Without the need to crack the German wartime ciphers there would have been no need to create computers. As it was, an enormous effort went into finding new methods for number crunching which led to the development of modern computers. The Cold War resulted in an explosion in communication technology, computers and microelectronics. Weapon systems resulted in many different forms of miniaturisation. Without the Cold War maybe the world of 2009 would look more like the 1970s.
Most of the wonderful green technologies that are supposed to save us in the future were in place and working in 1945. There is so much hype in the media about wonderful new ideas and new developments and yet often the matters under discussion are not new and many of the wonderful new ideas were tried in the past and were not found to be viable. In the 1940s lorries in West Africa were running on palm oil and cars were running in Sweden on wood fumes. Cars in England and France were running on methane obtained from farm yard manure. The technology works but it is not particularly cheap to set up or easy to operate. If bio fuels are so wonderful is it likely that the Germans would not have used them in their tanks in 1944. The question has to be why nothing very striking is happening now. The atomic bomb went from theoretical physics to a working weapon in a couple of years. It only took the Germans a year to produce the first jet fighter. No democratic government today could persuade its population to devote vast amounts of resources to developing new technology. Only in time of war or with a totalitarian regime are resources channelled into developing new technology.
The human race is facing some very real dangers. Throwing a few millions at solving the current problems is pointless. Massive sums of money should have been diverted into solving these impending problems over the last twenty years but it was not. Most people have a very restricted view of the world and are selfish and very short term in their views and so for politicians R&D is not a priority. For this reason green technology will not yield any real benefit. It will be the classic case of too little, too late. In addition, it is all very well to have a whole range of new technologies available to save society from itself but it will cost money to put them into widespread use, and this money is just not available. A new approach is needed to prepare for the future and societies goals will have to be redefined.

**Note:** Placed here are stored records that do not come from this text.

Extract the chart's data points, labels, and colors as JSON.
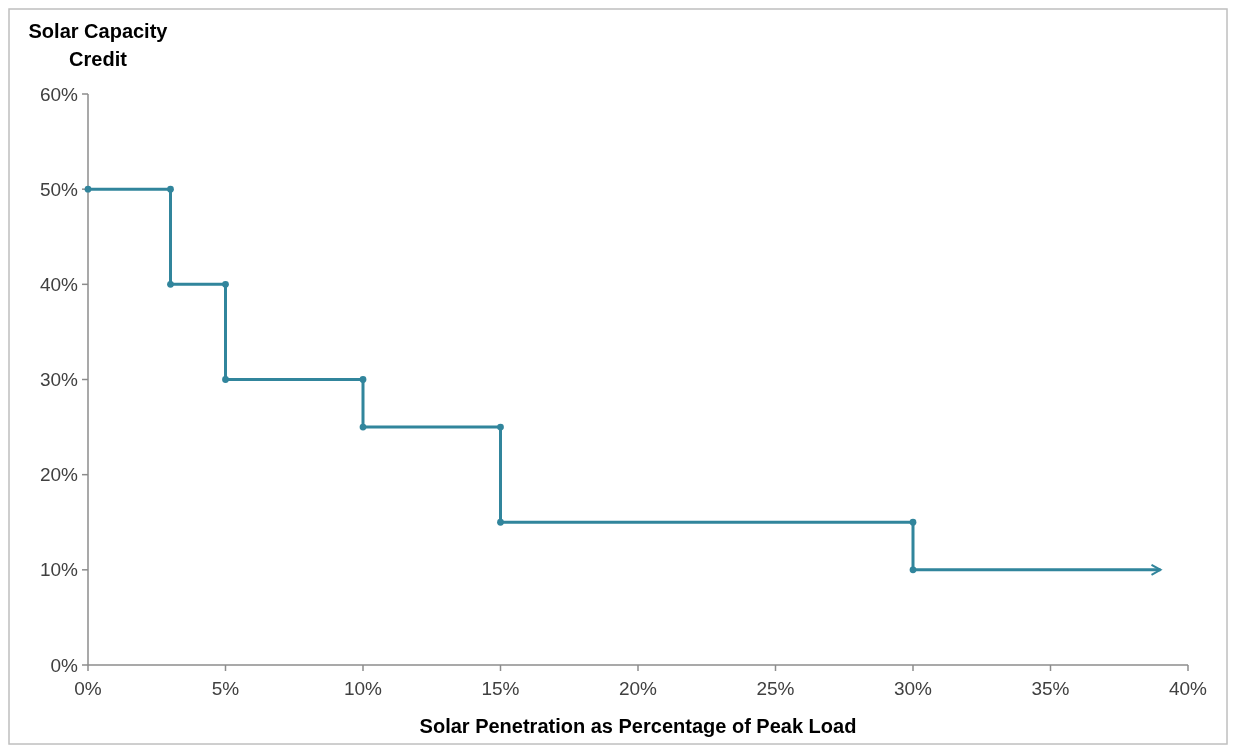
{
  "chart_data": {
    "type": "line",
    "ylabel": "Solar Capacity Credit",
    "xlabel": "Solar Penetration as Percentage of Peak Load",
    "xlim": [
      0,
      40
    ],
    "ylim": [
      0,
      60
    ],
    "xticks": [
      {
        "value": 0,
        "label": "0%"
      },
      {
        "value": 5,
        "label": "5%"
      },
      {
        "value": 10,
        "label": "10%"
      },
      {
        "value": 15,
        "label": "15%"
      },
      {
        "value": 20,
        "label": "20%"
      },
      {
        "value": 25,
        "label": "25%"
      },
      {
        "value": 30,
        "label": "30%"
      },
      {
        "value": 35,
        "label": "35%"
      },
      {
        "value": 40,
        "label": "40%"
      }
    ],
    "yticks": [
      {
        "value": 0,
        "label": "0%"
      },
      {
        "value": 10,
        "label": "10%"
      },
      {
        "value": 20,
        "label": "20%"
      },
      {
        "value": 30,
        "label": "30%"
      },
      {
        "value": 40,
        "label": "40%"
      },
      {
        "value": 50,
        "label": "50%"
      },
      {
        "value": 60,
        "label": "60%"
      }
    ],
    "marker": "circle",
    "line_style": "solid",
    "grid": false,
    "series": [
      {
        "color": "#31859c",
        "x": [
          0,
          3,
          3,
          5,
          5,
          10,
          10,
          15,
          15,
          30,
          30,
          39
        ],
        "values": [
          50,
          50,
          40,
          40,
          30,
          30,
          25,
          25,
          15,
          15,
          10,
          10
        ]
      }
    ]
  }
}
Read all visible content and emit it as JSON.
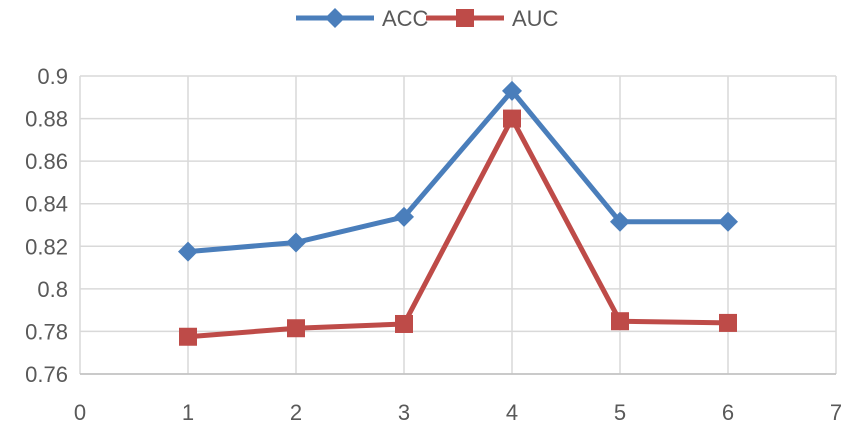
{
  "chart_data": {
    "type": "line",
    "title": "",
    "xlabel": "",
    "ylabel": "",
    "xlim": [
      0,
      7
    ],
    "ylim": [
      0.76,
      0.9
    ],
    "x_ticks": [
      "0",
      "1",
      "2",
      "3",
      "4",
      "5",
      "6",
      "7"
    ],
    "y_ticks": [
      "0.76",
      "0.78",
      "0.8",
      "0.82",
      "0.84",
      "0.86",
      "0.88",
      "0.9"
    ],
    "grid": true,
    "legend_position": "top-center",
    "x": [
      1,
      2,
      3,
      4,
      5,
      6
    ],
    "series": [
      {
        "name": "ACC",
        "marker": "diamond",
        "color": "#4a7ebb",
        "values": [
          0.8175,
          0.8218,
          0.8338,
          0.893,
          0.8315,
          0.8315
        ]
      },
      {
        "name": "AUC",
        "marker": "square",
        "color": "#be4b48",
        "values": [
          0.7775,
          0.7815,
          0.7835,
          0.88,
          0.7848,
          0.784
        ]
      }
    ]
  }
}
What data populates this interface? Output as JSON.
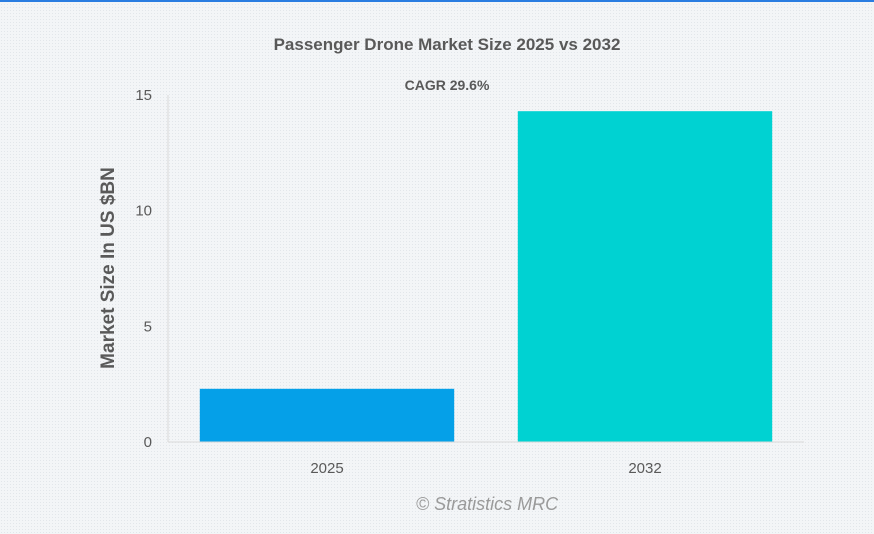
{
  "chart_data": {
    "type": "bar",
    "title": "Passenger Drone Market Size 2025 vs 2032",
    "subtitle": "CAGR 29.6%",
    "xlabel": "",
    "ylabel": "Market Size In US $BN",
    "categories": [
      "2025",
      "2032"
    ],
    "values": [
      2.3,
      14.3
    ],
    "bar_colors": [
      "#05a0e8",
      "#00d2d2"
    ],
    "ylim": [
      0,
      15
    ],
    "yticks": [
      0,
      5,
      10,
      15
    ],
    "grid": false,
    "legend": "none"
  },
  "watermark": "© Stratistics MRC",
  "colors": {
    "accent_rule": "#2a7de1",
    "axis": "#d9d9d9",
    "text": "#595959"
  }
}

Instead of a gentle winding back of State borrowing to a sustainable level the Government will ensure that expenditure spirals every upwards as it desperately tries to stimulate an economy that was flooded with cash for a decade, which borrowed itself to 'prosperity' and which has lost the ability to generate real wealth. The only real challenge for the British Government in the next few years will be to find new ways to hollow out the historical wealth of the nation so that things can keep going for a bit longer.